For years, hospitals have reduced the number of staff they employ so as to reduce the hospital’s exposure for claims of medmal against them.
This has been done by hiring independent contractors to perform many of the services that some employees used to be responsible for.
For example, now emergency room physicians groups are not hospital employees but are independent contractors.
This is also true, in many cases, of radiologists, pathologists, etc.
Historically, private physicians who render care to their patients are not employees of the hospital.
However, there are now treating doctors in hospitals who are employed by the hospitals that are called Hospitalists.
They are not private physicians but provide care only in hospitals.
Many private doctors prefer not to see their patients in a hospital setting and have only an office practice.
When one of their patients has to be seen at a hospital, it is the hospitalist who is the admitting and primary doctor for the patients care.
Lastly, in some situations, a private doctor who is not an actual employee of the hospital can be determined to be an apparent employee of the hospital.
This is true when the physician and/or the hospital give the appearance that the doctor is an agent of the hospital.
Also, you should know that some area hospitals are teaching hospitals. What that means is these hospitals are associated with state medical colleges, and many of the doctors on staff are employees of the state and not the hospital. Medical students are trained at the hospital by these physicians, and they are not employees of the hospital either.
If a patient is negligently injured while being treated by one these doctors or a student, no medical malpractice claim can be made against the hospital.

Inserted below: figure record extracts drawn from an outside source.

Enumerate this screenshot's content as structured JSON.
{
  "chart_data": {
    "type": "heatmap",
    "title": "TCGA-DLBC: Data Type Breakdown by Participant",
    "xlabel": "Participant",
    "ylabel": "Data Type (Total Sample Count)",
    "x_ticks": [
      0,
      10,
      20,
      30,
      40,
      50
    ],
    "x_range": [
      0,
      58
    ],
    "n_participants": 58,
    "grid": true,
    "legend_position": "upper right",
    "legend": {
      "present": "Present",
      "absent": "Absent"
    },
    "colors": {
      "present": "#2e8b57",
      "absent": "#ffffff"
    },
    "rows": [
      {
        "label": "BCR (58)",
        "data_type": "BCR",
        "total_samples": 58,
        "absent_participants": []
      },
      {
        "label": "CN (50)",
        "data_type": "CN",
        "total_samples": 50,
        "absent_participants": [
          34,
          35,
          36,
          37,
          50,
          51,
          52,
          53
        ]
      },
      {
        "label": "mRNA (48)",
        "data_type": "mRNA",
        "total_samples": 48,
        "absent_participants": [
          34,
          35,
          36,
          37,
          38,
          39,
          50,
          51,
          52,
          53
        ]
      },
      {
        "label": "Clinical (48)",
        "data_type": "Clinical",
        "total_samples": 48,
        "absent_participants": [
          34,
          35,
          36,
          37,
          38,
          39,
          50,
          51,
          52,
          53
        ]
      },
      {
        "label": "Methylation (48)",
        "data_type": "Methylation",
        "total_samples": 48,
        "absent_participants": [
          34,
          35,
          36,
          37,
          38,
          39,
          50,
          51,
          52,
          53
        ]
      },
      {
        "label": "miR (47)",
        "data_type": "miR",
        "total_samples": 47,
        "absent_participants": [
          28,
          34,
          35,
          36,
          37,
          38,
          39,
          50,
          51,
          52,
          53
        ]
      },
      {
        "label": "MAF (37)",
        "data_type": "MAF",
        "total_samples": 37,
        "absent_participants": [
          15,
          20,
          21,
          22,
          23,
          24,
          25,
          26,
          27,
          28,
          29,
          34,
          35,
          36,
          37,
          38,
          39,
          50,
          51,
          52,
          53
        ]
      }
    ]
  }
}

Any claim must be made against the State of Florida, their employer.
Unfortunately, there are caps or limits regarding the amount of compensation that a patient is entitled to for a claim against the state.
Florida Statute 768.28 dictates that the most an injured patient can receive in compensation for an injury, no matter how severe or disabling, is $200,000.

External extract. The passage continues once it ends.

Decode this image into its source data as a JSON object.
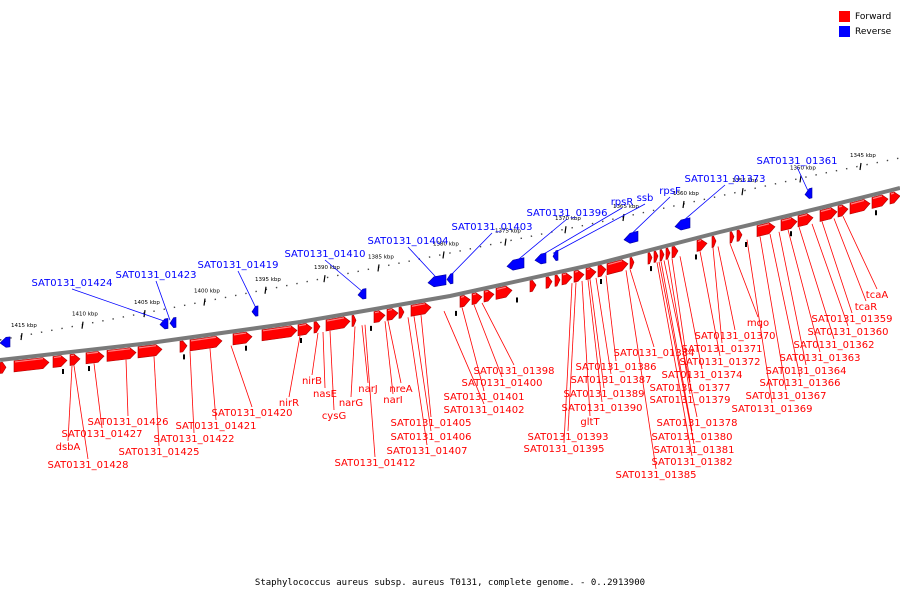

It does not matter how much the medical and hospital charges are or what the total of lost wages are or the degree of pain and suffering.

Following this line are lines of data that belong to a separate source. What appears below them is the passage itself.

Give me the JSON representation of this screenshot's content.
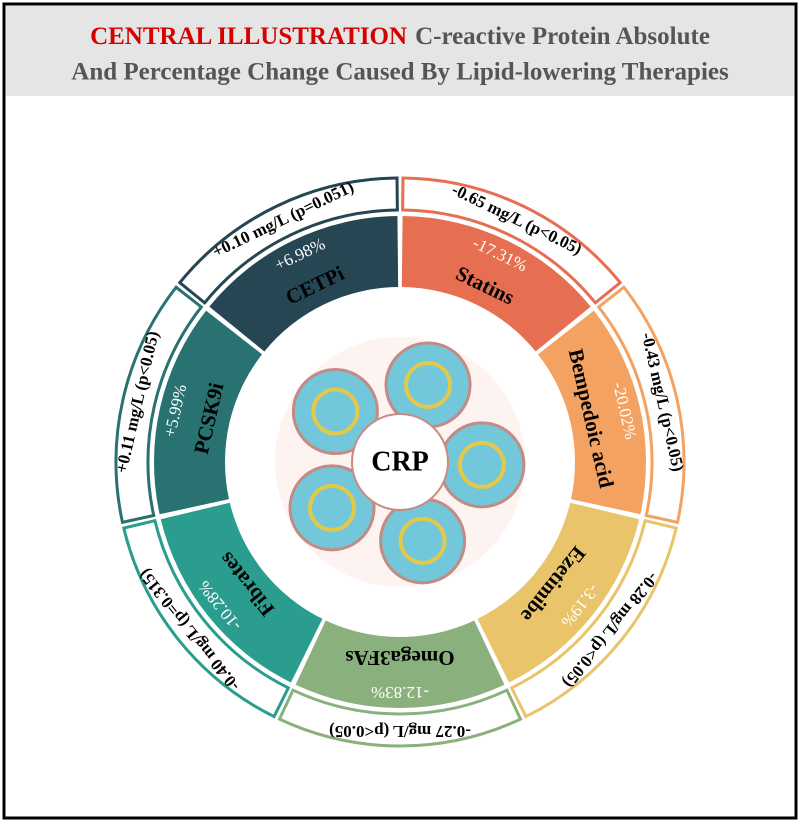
{
  "header": {
    "label": "CENTRAL ILLUSTRATION",
    "title_line1": "C-reactive Protein Absolute",
    "title_line2": "And Percentage Change Caused By Lipid-lowering Therapies"
  },
  "center_label": "CRP",
  "segments": [
    {
      "name": "Statins",
      "percent": "-17.31%",
      "absolute": "-0.65 mg/L  (p<0.05)",
      "color": "#e76f51"
    },
    {
      "name": "Bempedoic acid",
      "percent": "-20.02%",
      "absolute": "-0.43 mg/L  (p<0.05)",
      "color": "#f4a261"
    },
    {
      "name": "Ezetimibe",
      "percent": "-3.19%",
      "absolute": "-0.28 mg/L  (p<0.05)",
      "color": "#e9c46a"
    },
    {
      "name": "Omega3FAs",
      "percent": "-12.83%",
      "absolute": "-0.27 mg/L  (p<0.05)",
      "color": "#8ab17d"
    },
    {
      "name": "Fibrates",
      "percent": "-10.28%",
      "absolute": "-0.40 mg/L  (p=0.315)",
      "color": "#2a9d8f"
    },
    {
      "name": "PCSK9i",
      "percent": "+5.99%",
      "absolute": "+0.11 mg/L  (p<0.05)",
      "color": "#287271"
    },
    {
      "name": "CETPi",
      "percent": "+6.98%",
      "absolute": "+0.10 mg/L  (p=0.051)",
      "color": "#264653"
    }
  ]
}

That is the most you can be awarded.
Also, the attorney fee that the patient’s lawyer can charge for services rendered and costs paid is 25% of the recovery, no matter how much time and expense it took to prevail. This is paid by the client out of the proceeds.
Therefore, the net maximum the patient will receive is $150,000. It is tough to find an experienced trial attorney to handle a claim against the State because the time spent and expenses incurred are not economically viable.
Some of the local area hospitals that are teaching hospitals are Tampa General, Moffitt Cancer Center, All Childrens, Sarasota Memorial and Morton Plant.
These are all excellent hospitals which provide superior care.
However, if an injury occurs because of medical negligence to a patient by a doctor or student employed by the state, you should be aware of the limited compensation you will be entitled to.